Ob andere Autofahrer geschädigt wurden, ist zum jetzigen Zeitpunkt noch nicht bekannt. Im Anschluss fuhr der Raser weiter auf die Kreuzung zur Vesaliusstraße, mit circa 100 km/h in die Esmarchstraße und bog dann in die Elly-Staegmeyr-Straße ab. Die Fahrt führte rasant weiter durch die Allacher Bahnunterführung, wo der Flüchtige erneut die Geschwindigkeitsbegrenzung deutlich überschritt. Schließlich führte die wilde Verfolgungsjagd weiter über die Angerlohstraße hin zur Manzostraße, welche in einer Sackgasse endet.

Doch der Flüchtige ließ sich nicht von der Sackgasse aufhalten. Er setzte seine Fahrt über Gehwege und Trampelpfade fort, welche zu Anwesen der Lauinger Straße führten. Dabei kollidierte er mit einem Durchfahrtsverhinderungsbügel, der seine Weiterfahrt stoppte. Der Fahrer sprang von seiner Maschine und flüchtete zu Fuß weiter.

Das Motorrad wurde sicher gestellt - vom Fahrer fehlt jede Spur

Das Motorrad wurde von den Polizeibeamten sichergestellt. Gegen den bislang unbekannten Motorradfahrer wird wegen unerlaubten Entfernens vom Unfallort, überhöhter Geschwindigkeit, Nötigung sowie Gefährdung des Straßenverkehrs ermittelt. Er hat eine schlanke Figur, trug eine knielange kurze helle Hose und einen Motorradhelm auf dem Kopf. Der gesuchte Mann ist etwa 30 Jahre alt. 

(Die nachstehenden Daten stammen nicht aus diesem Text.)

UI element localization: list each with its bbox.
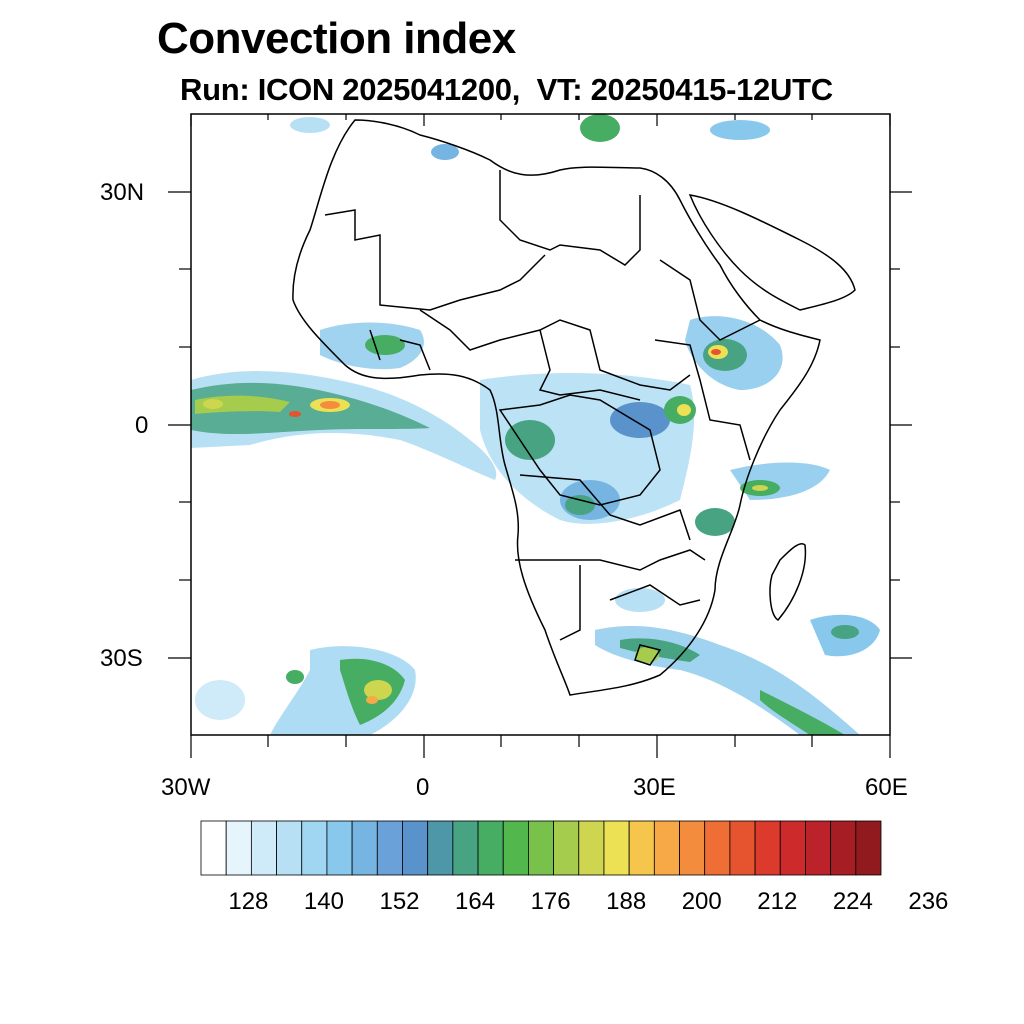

Personen, die sachdienliche Hinweise zum Unfallhergang machen können, selbst in irgendeiner Weise gefährdet wurden, den flüchtenden Motorradfahrer gesehen oder die Verfolgungsfahrt beobachtet haben, werden gebeten, sich mit dem Unfallkommando, Tegernseer Landstraße 210, 81549 München, Tel.: 089/6216-3322, in Verbindung zu setzen.